Vivendo a Palestina
Porto Alegre, Hotel Continental, sexta-feira, salão de eventos, por volta das 22 horas. Começava ali uma das mais eloqüentes descrições da Palestina. Ali ela estava livre da ocupação, livre das amarras que a impedem de existir. Ela se fez diante dos olhos de quem tivesse olhos para vê-la, ali mesmo, em um pedaço do solo do país que aceita todos para seu carnaval de desigualdades.
A dabka árabe, feita por pés palestinos nascidos no Brasil, inundou a sala. E ali, sem palavras, através do ritmo que fazia tudo mais ficar mudo e dos movimentos que faziam todo o resto desaparecer, a Palestina se fez. Ali estava também a dualidade que fragmenta sua identidade.
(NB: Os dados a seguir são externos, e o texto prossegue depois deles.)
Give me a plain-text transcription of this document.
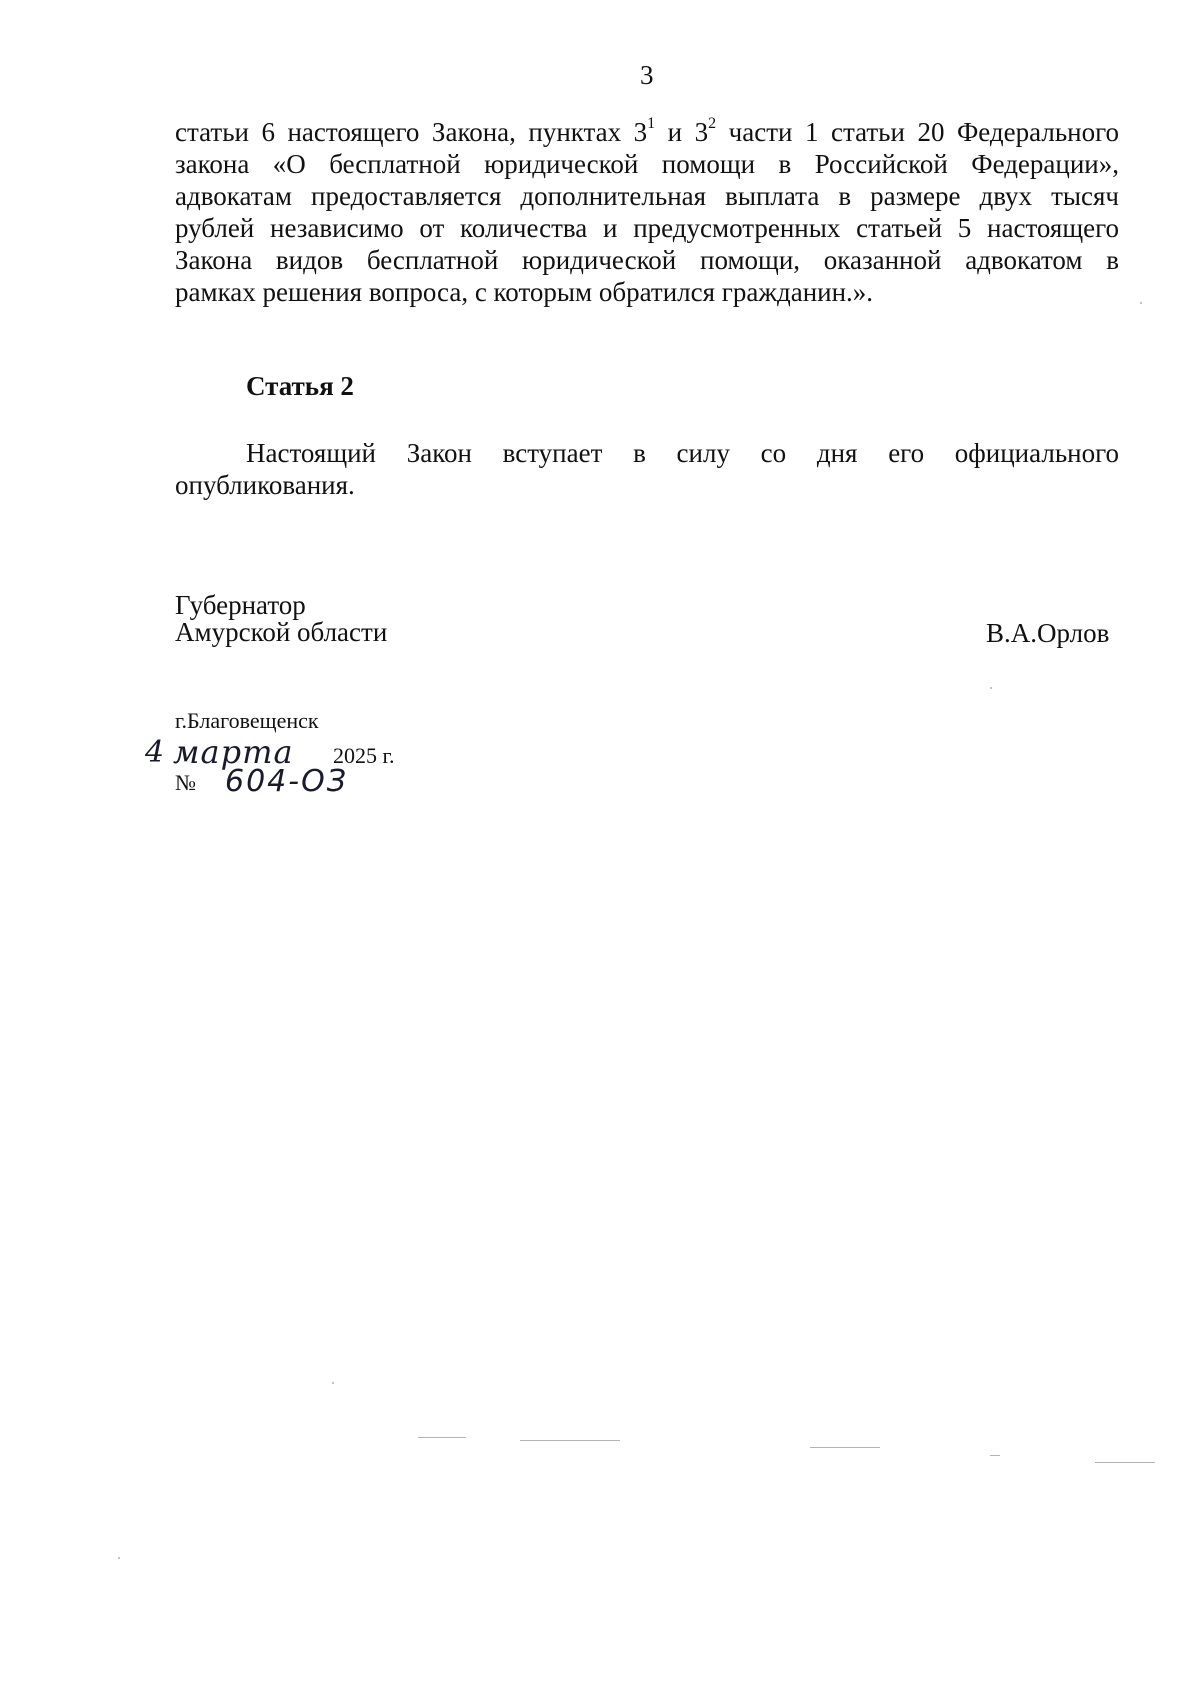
3
статьи 6 настоящего Закона, пунктах $3^1$ и $3^2$ части 1 статьи 20 Федерального
закона «О бесплатной юридической помощи в Российской Федерации»,
адвокатам предоставляется дополнительная выплата в размере двух тысяч
рублей независимо от количества и предусмотренных статьей 5 настоящего
Закона видов бесплатной юридической помощи, оказанной адвокатом в
рамках решения вопроса, с которым обратился гражданин.».
Статья 2
Настоящий Закон вступает в силу со дня его официального
опубликования.
Губернатор
Амурской области	В.А.Орлов
г.Благовещенск
4 марта 2025 г.
№ 604-ОЗ
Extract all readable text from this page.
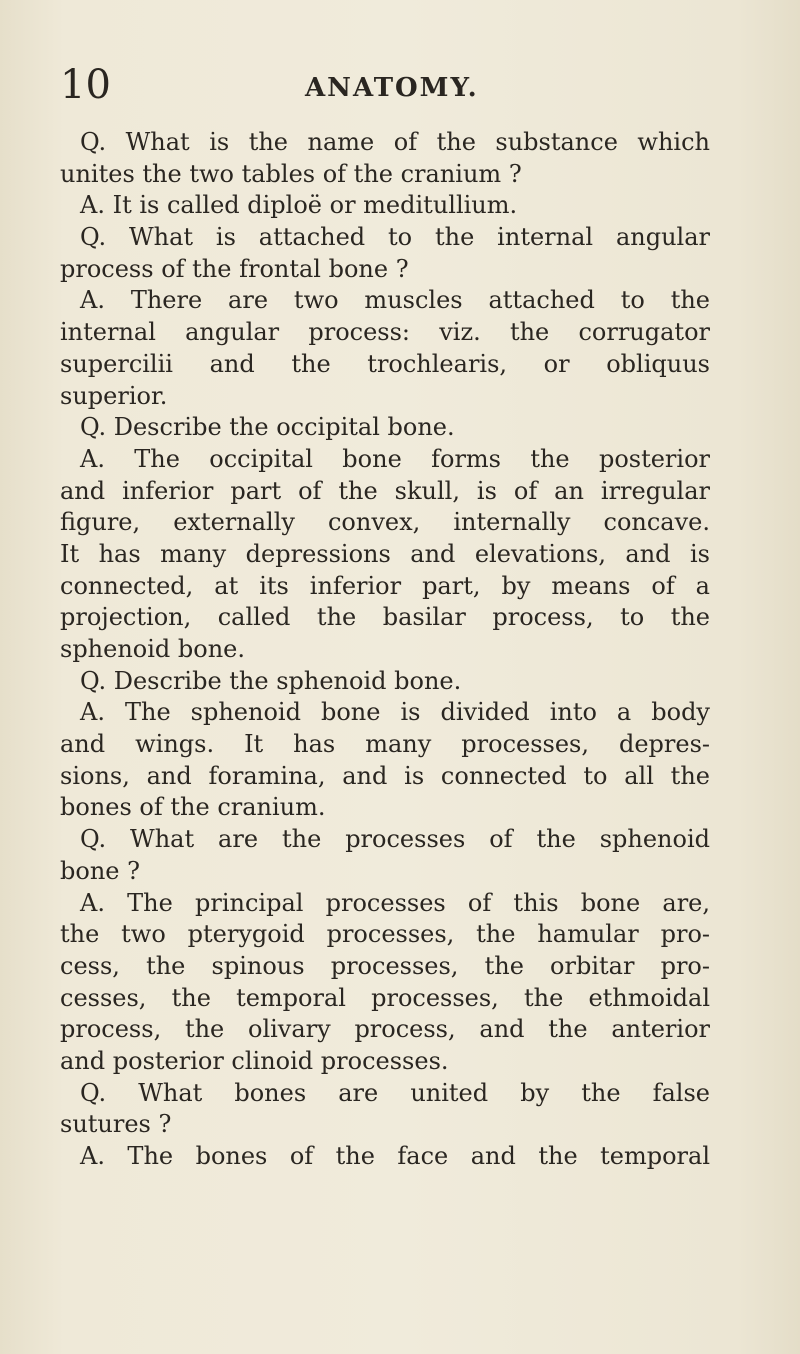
10	ANATOMY.
Q. What is the name of the substance which
unites the two tables of the cranium ?
A. It is called diploë or meditullium.
Q. What is attached to the internal angular
process of the frontal bone ?
A. There are two muscles attached to the
internal angular process: viz. the corrugator
supercilii and the trochlearis, or obliquus
superior.
Q. Describe the occipital bone.
A. The occipital bone forms the posterior
and inferior part of the skull, is of an irregular
figure, externally convex, internally concave.
It has many depressions and elevations, and is
connected, at its inferior part, by means of a
projection, called the basilar process, to the
sphenoid bone.
Q. Describe the sphenoid bone.
A. The sphenoid bone is divided into a body
and wings. It has many processes, depres-
sions, and foramina, and is connected to all the
bones of the cranium.
Q. What are the processes of the sphenoid
bone ?
A. The principal processes of this bone are,
the two pterygoid processes, the hamular pro-
cess, the spinous processes, the orbitar pro-
cesses, the temporal processes, the ethmoidal
process, the olivary process, and the anterior
and posterior clinoid processes.
Q. What bones are united by the false
sutures ?
A. The bones of the face and the temporal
A ocupação e a resistência, o não deixar viver e o viver, colidem a todo o momento, alimentam aquilo que faz com que a Palestina jamais desapareça.
A quilômetros daquele lugar, às margens do Rio Guaiba, em Porto Alegre, a Palestina ainda era impedida de existir e, no entanto, existia. A vibrante demonstração de uma cultura que não foi exterminada alimenta a esperança de que ela possa ter novamente seu lugar, pois ela tem origem, solo, terra, espaço definido e irrevogável.
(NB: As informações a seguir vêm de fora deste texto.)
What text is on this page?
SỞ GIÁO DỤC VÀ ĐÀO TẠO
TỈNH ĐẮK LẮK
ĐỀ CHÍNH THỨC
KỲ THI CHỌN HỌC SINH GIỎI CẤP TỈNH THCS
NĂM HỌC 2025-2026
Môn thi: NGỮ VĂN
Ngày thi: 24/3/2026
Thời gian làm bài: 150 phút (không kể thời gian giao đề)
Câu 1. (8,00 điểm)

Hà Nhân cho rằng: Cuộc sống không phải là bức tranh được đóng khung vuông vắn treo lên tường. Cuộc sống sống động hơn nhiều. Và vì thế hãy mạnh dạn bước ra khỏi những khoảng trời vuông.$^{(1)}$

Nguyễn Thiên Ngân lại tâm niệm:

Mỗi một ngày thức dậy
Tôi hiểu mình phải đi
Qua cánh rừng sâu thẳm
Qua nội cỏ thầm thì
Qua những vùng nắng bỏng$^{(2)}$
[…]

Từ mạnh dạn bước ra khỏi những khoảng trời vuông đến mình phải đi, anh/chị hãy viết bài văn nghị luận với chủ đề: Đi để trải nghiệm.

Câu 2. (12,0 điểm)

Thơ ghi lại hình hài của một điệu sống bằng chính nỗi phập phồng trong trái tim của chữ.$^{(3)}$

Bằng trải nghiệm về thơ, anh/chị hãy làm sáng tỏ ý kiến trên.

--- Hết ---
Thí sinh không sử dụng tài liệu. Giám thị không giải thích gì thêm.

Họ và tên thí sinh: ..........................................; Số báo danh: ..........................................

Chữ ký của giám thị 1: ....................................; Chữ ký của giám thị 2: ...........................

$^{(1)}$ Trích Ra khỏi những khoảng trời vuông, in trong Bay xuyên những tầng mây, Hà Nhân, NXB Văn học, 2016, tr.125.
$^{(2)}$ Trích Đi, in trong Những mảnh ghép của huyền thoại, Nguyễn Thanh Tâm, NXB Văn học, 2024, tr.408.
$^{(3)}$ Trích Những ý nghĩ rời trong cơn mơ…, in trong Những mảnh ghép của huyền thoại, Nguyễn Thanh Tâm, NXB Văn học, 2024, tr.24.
O Brasil ofereceu uma pequeníssima parte de seu espaço para que, por momentos, não fosse mais brasileiro. A Palestina que se mostrou naquela dança foi caótica, harmônica, vibrante, coletiva, individual, idosa, nova, vibrante, séria, irônica, masculina, feminina, infantil. Os rostos tinham raiva, alegria, êxtase.
O Congresso Palestino, para além de suas resoluções de ação política, foi um encontro de histórias que não permitem a esses palestinos esquecer quem são. O cotidiano é doloroso e sua realidade está recheada: famílias, primos, irmãs, ocupação, checkpoints, lágrimas, fronteiras, passe, passaporte, morte, exílio, 48, 67, Oslo, Muro, líderes, grupos, milícias, depressão, Jordânia, Aman, volta, Haifa, Gaza, política, Estado, humilhação, Intifada, israelenses, judeus, árabes, Líbano, ativismo, Jerusalém, Jenin, esperança, desistência, resistência, terra, água, oliveiras, abraços, braços, danças, dentes, ossos, força, prisões, mulheres, filhos, armas, paz, socorro, ajuda, cooperação, boicote, ausência, diáspora. Transferência.
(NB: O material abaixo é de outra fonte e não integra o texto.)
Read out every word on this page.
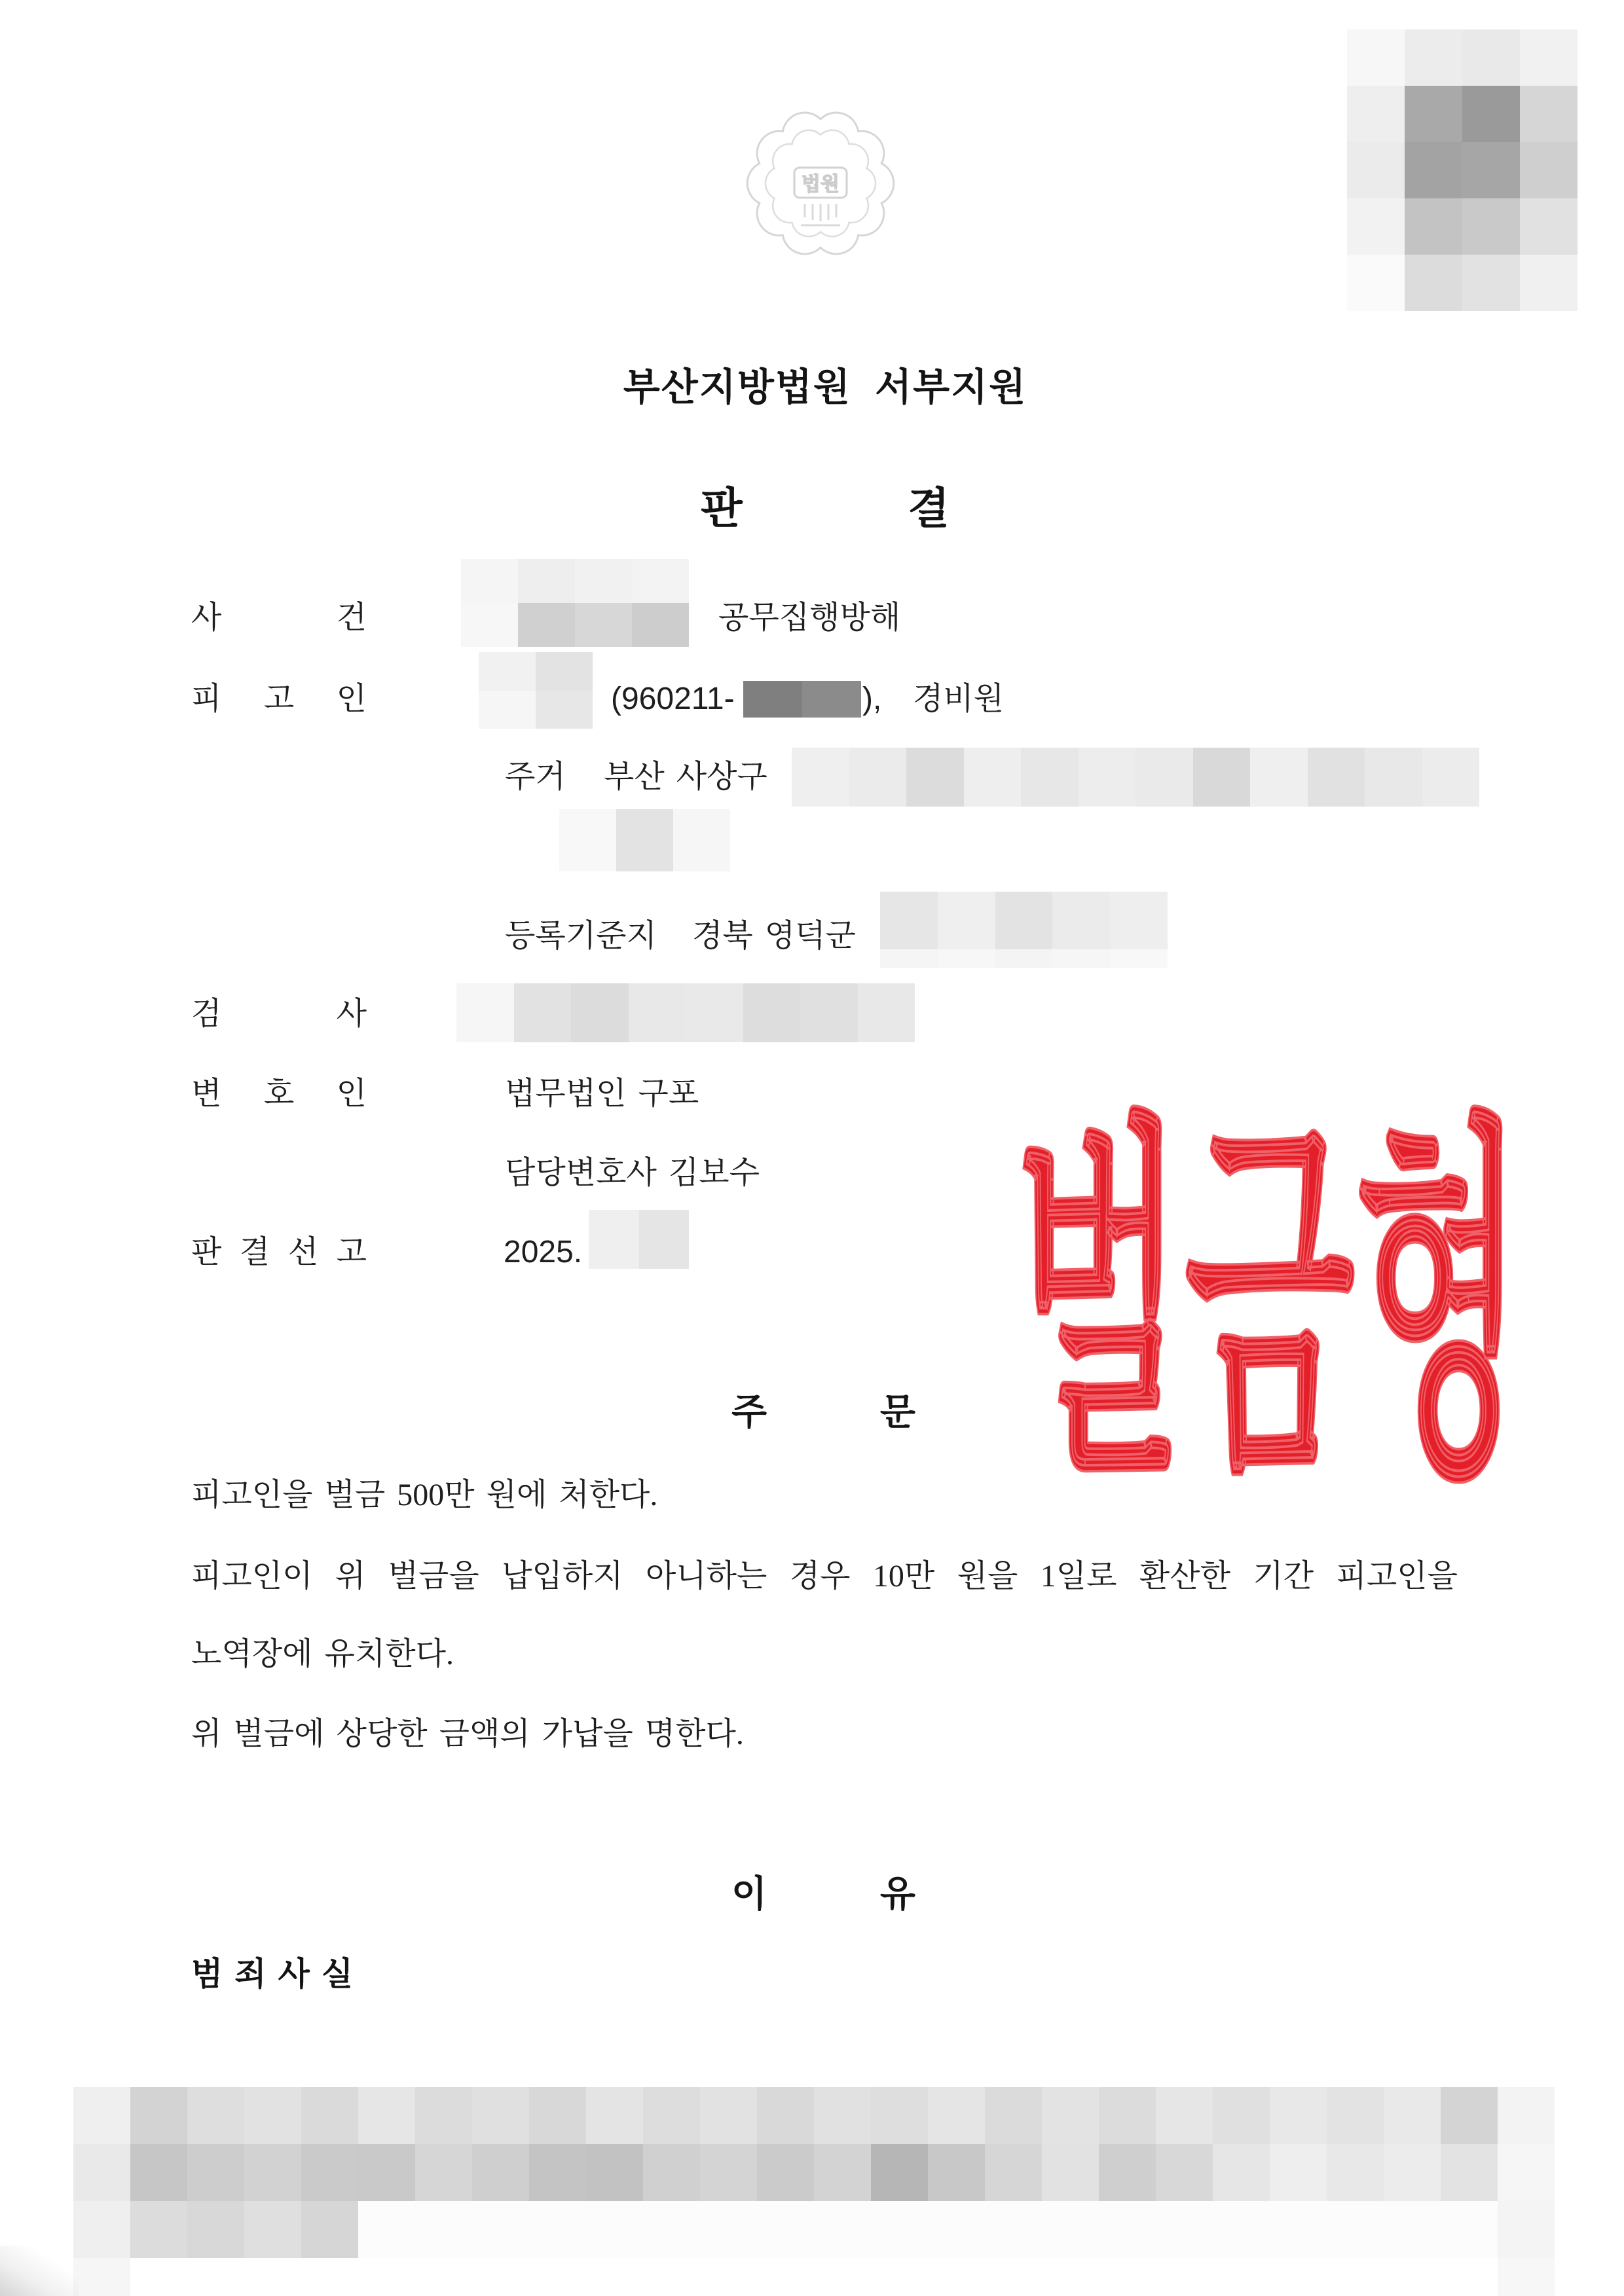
법원
부산지방법원 서부지원
판 결
사 건	공무집행방해
피 고 인	(960211-	), 경비원
주거 부산 사상구
등록기준지 경북 영덕군
검 사
변 호 인	법무법인 구포
담당변호사 김보수
판 결 선 고	2025. 벌금형
주 문
피고인을 벌금 500만 원에 처한다.
피고인이 위 벌금을 납입하지 아니하는 경우 10만 원을 1일로 환산한 기간 피고인을
노역장에 유치한다.
위 벌금에 상당한 금액의 가납을 명한다.
이 유
범죄사실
Silêncio. Alguns recusam-se a falar, dar entrevistas. Viver em uma Israel judaica que olha com incômodo para os árabes exige silêncio. Senhores de 48 têm suas vidas controladas e, por qualquer depoimento contra o Estado, não voltam para suas casas. Não voltam para suas vidas. A entrada na Palestina ou em Israel está associada ao silêncio. Prova de que ainda existe uma Palestina dentro de Israel.
Barulho. Final de noite, domingo, por volta das 21h. O desconforto de saber que se faz parte de uma região ocupada exige barulho. Uma jovem não se contentou com um adeus. Seu sotaque é gaúcho, mas o rosto é árabe. O folclore que mostrou a Palestina tinha consciência. “Nós fazemos porque acreditamos, não queremos deixar a causa morrer. Isso não vai acontecer conosco”. Ela não tinha mais do que 16 anos.
Um dia, eles voltarão.
* “Vivendo a palestina” foi um dos projetos apresentados durante o Congresso. Seu objetivo é estreitar e fortalecer os elos do povo palestino na diáspora com o povo na Palestina. Uma tentativa para que se mantenham vivas cultura, história e identidade nacional do povo palestino.